Reviewers appreciated the straightforward, logical approach presented in this application, and felt that the characterization experiments were rigorous and robust. However, several weaknesses in the research plan diminished their enthusiasm. The PI did not provide sufficient details of the potential difficulties that might be encountered and what alternative approaches might be utilized. In addition, reviewers commented that the application did not adequately discuss controls – it was unclear what benchmarks the PI would use when assessing efficiency of reprogramming and other characteristics of the iPS cells to be generated. In addition to these omissions, the reviewers were uncertain that the described iPSC protocols would be translatable to other cell types, and it was unclear how non-pluripotent cells would be removed from induced cell lines. Finally, the PI did not adequately justify the assumption that naive stem cell sources would be more efficient for iPSC generation than those that are currently in use. The application did not take into account the possibility adult stem cells could be less efficient at reprogramming than previously used somatic, differentiated cell types, such as fibroblasts.

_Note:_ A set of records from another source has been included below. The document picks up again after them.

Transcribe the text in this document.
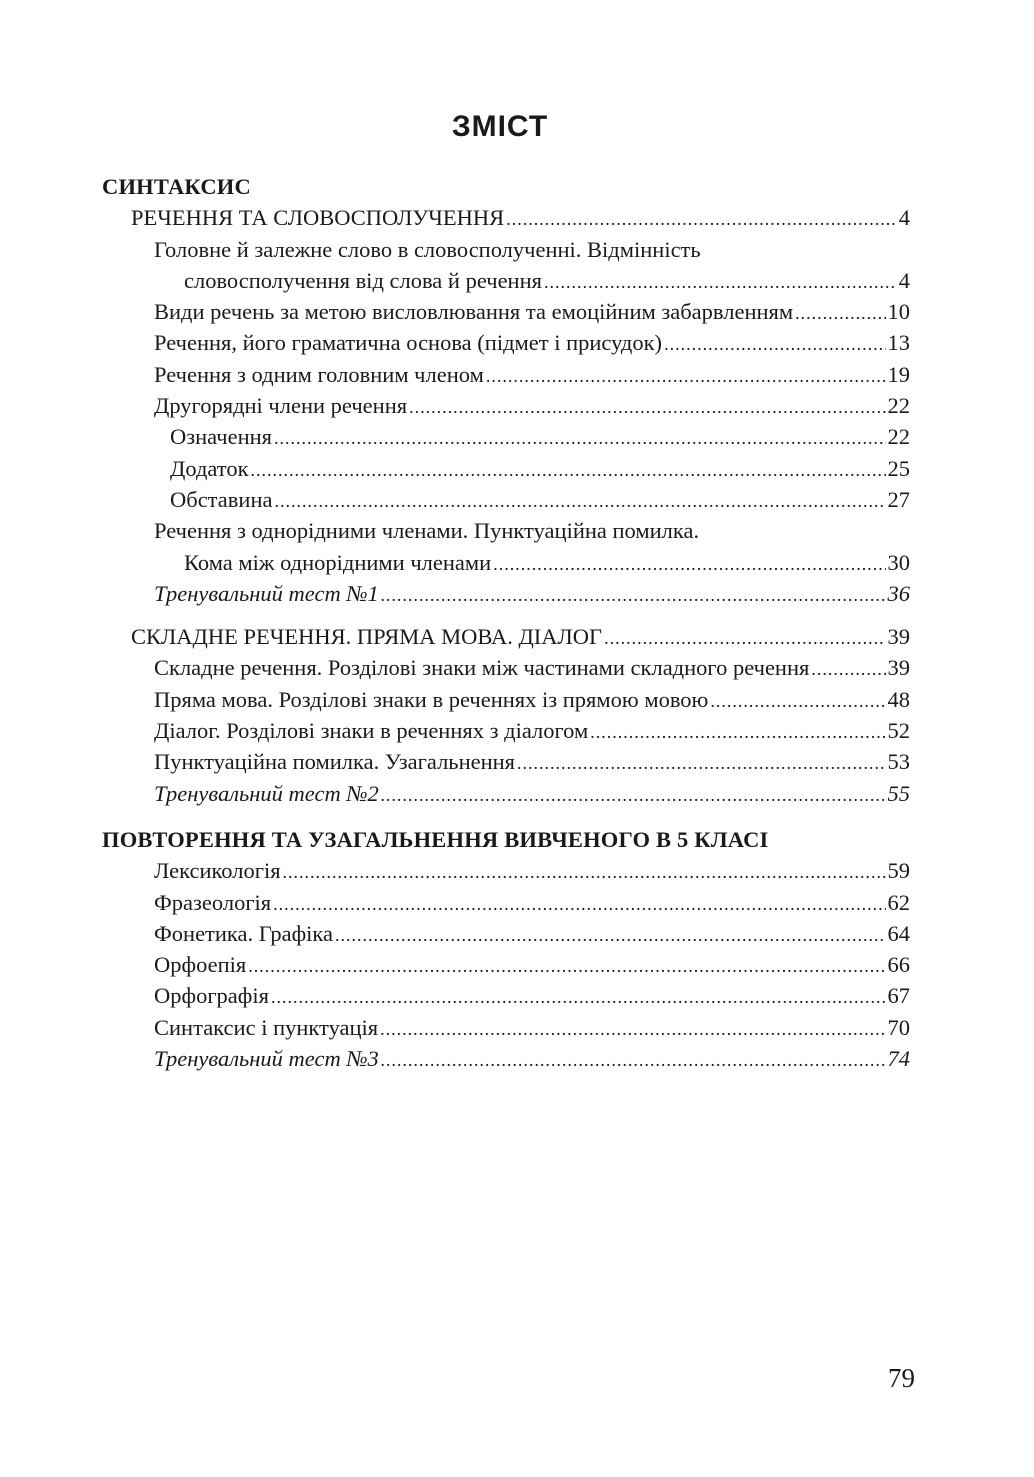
ЗМІСТ
СИНТАКСИС
РЕЧЕННЯ ТА СЛОВОСПОЛУЧЕННЯ .....	4
Головне й залежне слово в словосполученні. Відмінність
словосполучення від слова й речення .....	4
Види речень за метою висловлювання та емоційним забарвленням .....	10
Речення, його граматична основа (підмет і присудок) .....	13
Речення з одним головним членом .....	19
Другорядні члени речення .....	22
Означення .....	22
Додаток .....	25
Обставина .....	27
Речення з однорідними членами. Пунктуаційна помилка.
Кома між однорідними членами .....	30
Тренувальний тест №1 .....	36
СКЛАДНЕ РЕЧЕННЯ. ПРЯМА МОВА. ДІАЛОГ .....	39
Складне речення. Розділові знаки між частинами складного речення .....	39
Пряма мова. Розділові знаки в реченнях із прямою мовою .....	48
Діалог. Розділові знаки в реченнях з діалогом .....	52
Пунктуаційна помилка. Узагальнення .....	53
Тренувальний тест №2 .....	55
ПОВТОРЕННЯ ТА УЗАГАЛЬНЕННЯ ВИВЧЕНОГО В 5 КЛАСІ
Лексикологія .....	59
Фразеологія .....	62
Фонетика. Графіка .....	64
Орфоепія .....	66
Орфографія .....	67
Синтаксис і пунктуація .....	70
Тренувальний тест №3 .....	74
79
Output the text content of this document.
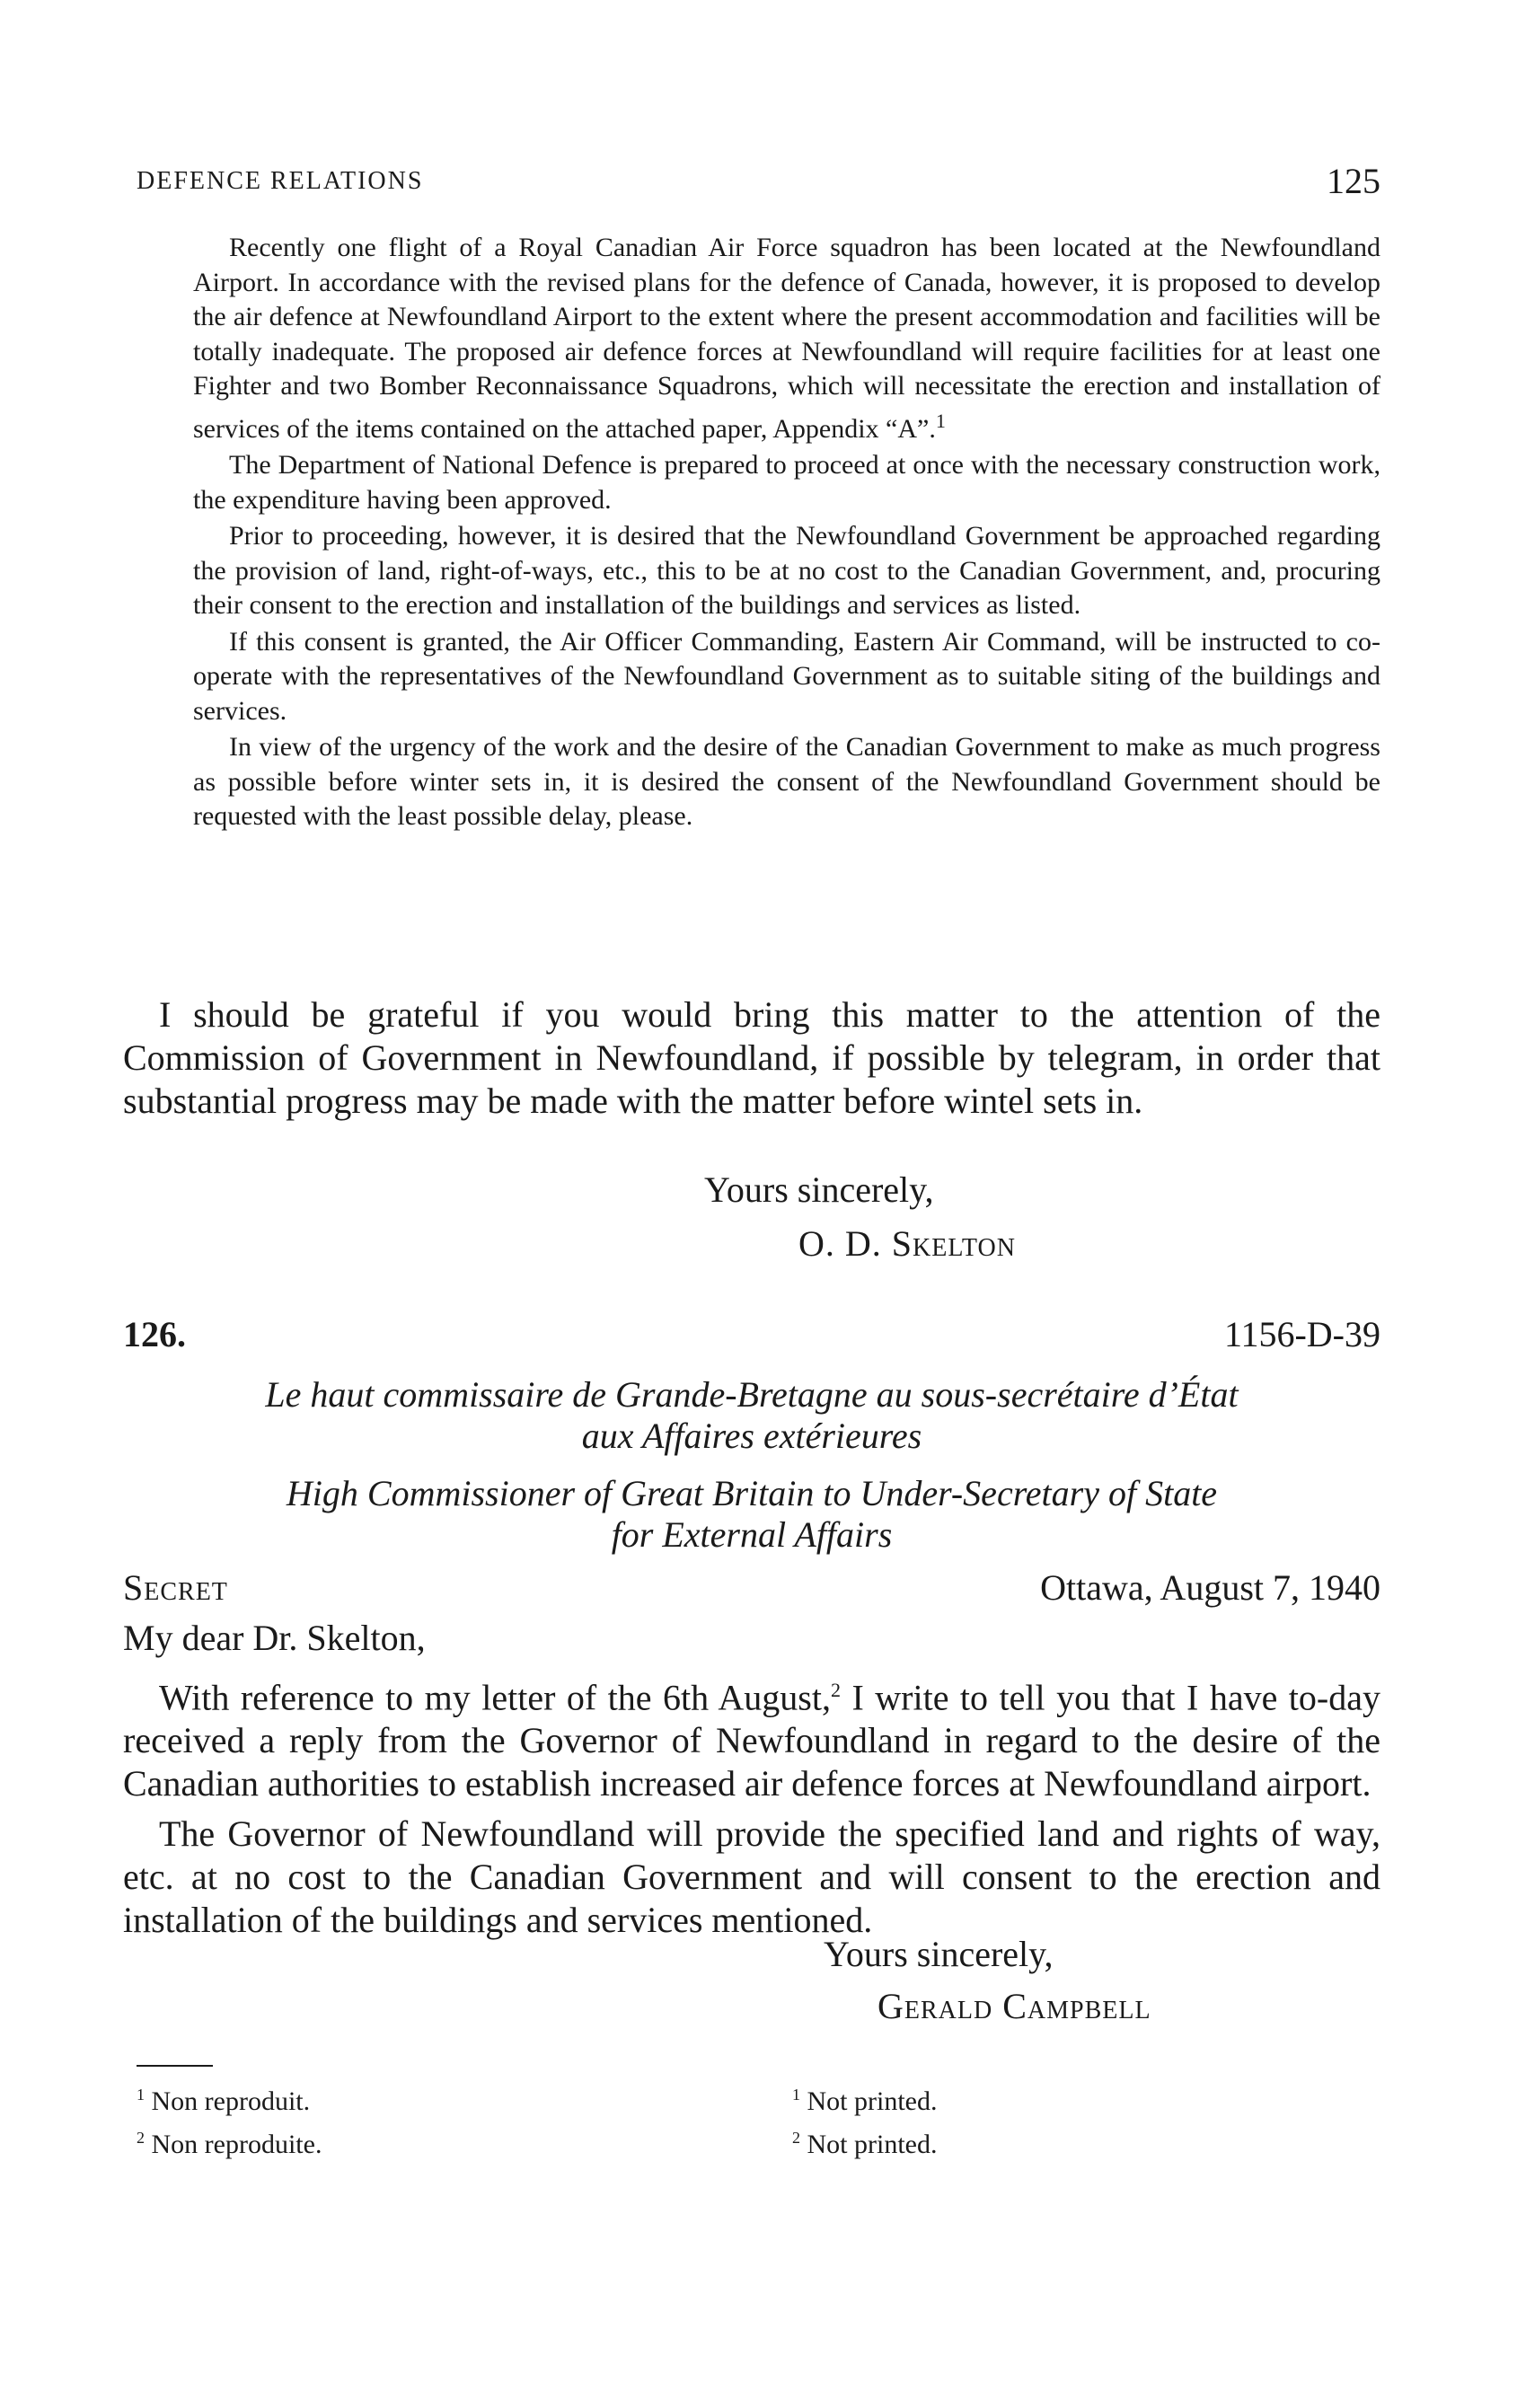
DEFENCE RELATIONS	125

Recently one flight of a Royal Canadian Air Force squadron has been located at the Newfoundland Airport. In accordance with the revised plans for the defence of Canada, however, it is proposed to develop the air defence at Newfoundland Airport to the extent where the present accommodation and facilities will be totally inadequate. The proposed air defence forces at Newfoundland will require facilities for at least one Fighter and two Bomber Reconnaissance Squadrons, which will necessitate the erection and installation of services of the items contained on the attached paper, Appendix “A”.$^1$

The Department of National Defence is prepared to proceed at once with the necessary construction work, the expenditure having been approved.

Prior to proceeding, however, it is desired that the Newfoundland Government be approached regarding the provision of land, right-of-ways, etc., this to be at no cost to the Canadian Government, and, procuring their consent to the erection and installation of the buildings and services as listed.

If this consent is granted, the Air Officer Commanding, Eastern Air Command, will be instructed to co-operate with the representatives of the Newfoundland Government as to suitable siting of the buildings and services.

In view of the urgency of the work and the desire of the Canadian Government to make as much progress as possible before winter sets in, it is desired the consent of the Newfoundland Government should be requested with the least possible delay, please.

I should be grateful if you would bring this matter to the attention of the Commission of Government in Newfoundland, if possible by telegram, in order that substantial progress may be made with the matter before wintel sets in.

Yours sincerely,
O. D. Skelton
126.	1156-D-39
Le haut commissaire de Grande-Bretagne au sous-secrétaire d’État
aux Affaires extérieures
High Commissioner of Great Britain to Under-Secretary of State
for External Affairs
Secret	Ottawa, August 7, 1940
My dear Dr. Skelton,

With reference to my letter of the 6th August,$^2$ I write to tell you that I have to-day received a reply from the Governor of Newfoundland in regard to the desire of the Canadian authorities to establish increased air defence forces at Newfoundland airport.

The Governor of Newfoundland will provide the specified land and rights of way, etc. at no cost to the Canadian Government and will consent to the erection and installation of the buildings and services mentioned.

Yours sincerely,
Gerald Campbell
$^1$ Non reproduit.
$^2$ Non reproduite.
$^1$ Not printed.
$^2$ Not printed.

The reviewers noted that the research team members are in the early stages of their careers and do not have a long track record by which to judge their capabilities. The PI has direct, hands-on experience with iPSC generation from tissues, and the reviewers felt that this unique qualification represents a significant asset. However, there was some uncertainty as to who would be performing the actual experiments in addition to the PI. One reviewer felt that the team would greatly benefit from the inclusion of a pathologist.
The overall budget was considered to be appropriate, although the individual components were somewhat controversial. While the personnel costs were considered modest, certain supply requests were thought to be excessive. One reviewer indicated that the travel costs for the second year exceeded the maximum stipulated amount.
In summary, while acknowledging the need for improved iPSC technologies, the reviewers were not convinced that this effort would contribute significantly to the field. The proposal was straightforward but lacking in details, and both the proposed use and the general applicability of the described methods were questioned.